Perspycacious profile image

Perspycacious 16 months ago from Today's America and The World Beyond Author

Dana Tate - Thanks for voting and sharing. The sharing is one more way of getting the word out.


Perspycacious profile image

Perspycacious 16 months ago from Today's America and The World Beyond Author

Dana Tate - Thanks for voting and sharing. The sharing is one more way of getting the word out.


Perspycacious profile image

Perspycacious 16 months ago from Today's America and The World Beyond Author

phdast7 - We certainly haven't had many "victory" parades lately, have we!

Gone and forgotten is not good for morale, back and forgotten is even worse.


aviannovice profile image

aviannovice 16 months ago from Stillwater, OK

This country doesn't honor our veterans enough. Thanks for the reminder.


sarahew88 16 months ago

When I was in Kandahar, the flag bobbed. Up one day, down the next. It was at half mast for most of my deployment. aviannovice is right, we don't honor our vets enough. And our young folk aren't made to understand the depth of it. They seem disinterested. Indifferent. Disassociated.


Perspycacious profile image

Perspycacious 16 months ago from Today's America and The World Beyond Author

aviannovice - We are still adrift in a very dangerous world.

A key consideration for November 2016 will be who will make the best Commander In Chief through leadership, considered resrtaint, and decisive action when such action is in the essential national interest.

The lack of sufficient numbers of representatives and senators having actual military experience is also one of my concerns. It sometimes helps to have seen a buddy die and to know the real cost of war on military and civilians.

In WWII my wife watched Japanese "soldiers" put men in a hole with only their heads showing while the rest of their bodies were buried, and then put honey on their heads and leave them to die in the burning sun while ants crawled over their heads, only to have the Japanese now complain that we dropped two monstrous bombs to end such bestiality and ultimately save not only our own combatants' lives but those of millions of other civilians most of whom were their own people.

Certainly we were barbarians, too, fire bombing and burning Tokyo.

Perhaps no one comes away from war with clean hands. So it is terribly important that we choose leaders who can truly understand how to prevent them, as well as how to prosecute them, whenever and wherever war is the last and only recourse.
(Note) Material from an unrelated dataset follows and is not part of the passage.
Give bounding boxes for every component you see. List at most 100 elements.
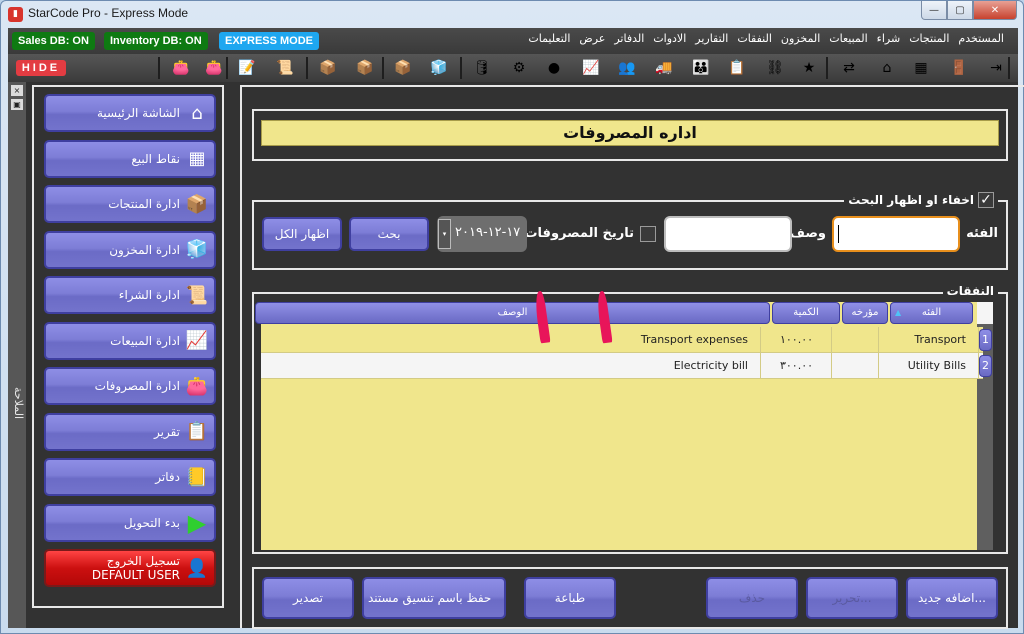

Kevin Goodwin 15 months ago

I agree with aviannovice that the United States do not honor the brave soldiers who have died while serving our nation so proudly.


Perspycacious profile image

Perspycacious 15 months ago from Today's America and The World Beyond Author

Kevin, I think we do honor them, but for most we honor them as a passing thought, when in fact their sacrifices past and present allow us to continue to enjoy the freedoms we have and to play an essential role in our world.